The conduct of criminal proceedings against officers of uniformed services has different legal consequences, depending on a particular piece of legislation regulating the area. At a glance, the laws applicable to officers of different law enforcement bodies are similar, but there are material differences regarding, for example, the consequences of a launch of criminal proceedings or application of pre-trial detention. The HFHR calls on the Prime Minister to undertake work aimed at addressing such differences.

First and foremost, applicable laws stipulate different grounds for the official suspension of officers subject to criminal proceedings.

“For instance, officers of the Prison Service are always put on suspension if detained pending trial, while the initiation of criminal proceedings in a case of an intentional criminal or fiscal offence prosecuted upon public allegation is in itself a sufficient basis for suspension of a police officer”, says Katarzyna Wiśniewska, a lawyer working with the HFHR.

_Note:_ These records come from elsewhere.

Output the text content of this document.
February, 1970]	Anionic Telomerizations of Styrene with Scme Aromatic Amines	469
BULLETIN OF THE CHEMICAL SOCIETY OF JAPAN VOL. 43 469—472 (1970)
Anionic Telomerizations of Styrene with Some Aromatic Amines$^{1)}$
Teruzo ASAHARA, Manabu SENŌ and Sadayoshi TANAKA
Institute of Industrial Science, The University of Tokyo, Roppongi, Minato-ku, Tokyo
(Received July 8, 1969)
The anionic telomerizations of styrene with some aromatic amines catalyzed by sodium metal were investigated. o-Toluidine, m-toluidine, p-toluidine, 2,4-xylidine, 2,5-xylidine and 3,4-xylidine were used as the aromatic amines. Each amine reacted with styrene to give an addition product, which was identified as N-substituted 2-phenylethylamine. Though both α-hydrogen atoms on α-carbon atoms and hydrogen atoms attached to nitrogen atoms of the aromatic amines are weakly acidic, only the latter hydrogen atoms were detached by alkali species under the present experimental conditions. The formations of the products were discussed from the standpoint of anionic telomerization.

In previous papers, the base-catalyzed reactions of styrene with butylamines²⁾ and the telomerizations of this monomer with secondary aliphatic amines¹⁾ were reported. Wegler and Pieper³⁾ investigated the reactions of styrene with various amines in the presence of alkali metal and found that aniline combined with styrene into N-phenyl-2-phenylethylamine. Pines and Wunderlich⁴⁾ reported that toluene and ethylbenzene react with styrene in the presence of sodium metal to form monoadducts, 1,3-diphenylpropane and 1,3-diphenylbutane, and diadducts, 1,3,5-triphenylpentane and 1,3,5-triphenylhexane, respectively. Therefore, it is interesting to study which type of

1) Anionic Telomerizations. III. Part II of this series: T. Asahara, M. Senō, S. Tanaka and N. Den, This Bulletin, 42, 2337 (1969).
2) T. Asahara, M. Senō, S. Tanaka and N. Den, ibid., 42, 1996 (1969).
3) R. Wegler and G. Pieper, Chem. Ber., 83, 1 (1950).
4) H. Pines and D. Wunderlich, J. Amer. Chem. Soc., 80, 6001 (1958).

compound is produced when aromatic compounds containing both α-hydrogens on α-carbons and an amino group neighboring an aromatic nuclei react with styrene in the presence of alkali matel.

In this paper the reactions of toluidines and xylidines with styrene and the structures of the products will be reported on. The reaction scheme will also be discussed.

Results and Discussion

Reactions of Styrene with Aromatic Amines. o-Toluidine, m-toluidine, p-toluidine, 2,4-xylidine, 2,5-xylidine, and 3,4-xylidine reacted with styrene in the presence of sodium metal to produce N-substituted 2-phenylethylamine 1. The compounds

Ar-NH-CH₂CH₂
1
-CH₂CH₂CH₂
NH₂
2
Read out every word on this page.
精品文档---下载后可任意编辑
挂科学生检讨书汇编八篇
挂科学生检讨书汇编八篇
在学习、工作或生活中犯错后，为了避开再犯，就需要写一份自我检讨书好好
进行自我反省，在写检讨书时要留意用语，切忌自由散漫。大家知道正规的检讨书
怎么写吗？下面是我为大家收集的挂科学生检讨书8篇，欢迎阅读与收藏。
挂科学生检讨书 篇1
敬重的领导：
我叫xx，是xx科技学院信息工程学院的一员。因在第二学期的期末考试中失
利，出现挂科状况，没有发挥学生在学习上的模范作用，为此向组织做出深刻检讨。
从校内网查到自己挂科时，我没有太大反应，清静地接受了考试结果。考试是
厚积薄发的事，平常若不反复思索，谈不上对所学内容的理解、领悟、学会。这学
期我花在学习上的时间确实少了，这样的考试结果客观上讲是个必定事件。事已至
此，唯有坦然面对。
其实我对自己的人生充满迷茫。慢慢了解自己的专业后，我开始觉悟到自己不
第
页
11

A typical consequence of suspension is the withholding of the payment of one-half of the salary and statutory bonuses awarded during the period of suspension. However, also this rule is applied differently, and there are different rules on whether an officer is able to reclaim their entitlements to the withheld emoluments upon criminal proceedings are discontinued or end with an acquittal.

“Police laws introduce different regulations depending on such grounds as the application of pre-trial detention, date of termination of criminal proceedings or reasons for discontinuation”, Ms Wiśniewska adds.

Last but not least, different uniformed services have different time frames for reinstatement of disciplinary proceedings. The Constitutional Tribunal is now hearing a case (no. SK 18/14) brought by the constitutional complaint of K.W., which seeks to invalidate article 135r (5) of the Police Act, the provision that states that disciplinary actions against police officers may only be reinstated within five years from the issuance of a disciplinary ruling.

“Differences appearing in different laws may be surprising given substantive similarities in entry criteria for persons who want to join the ranks of different services. It seems that different treatment is a consequence of individual regulations being enacted in different periods”, notes Artur Pietryka, an attorney with the Helsinki Foundation’s Strategic Litigation Programme.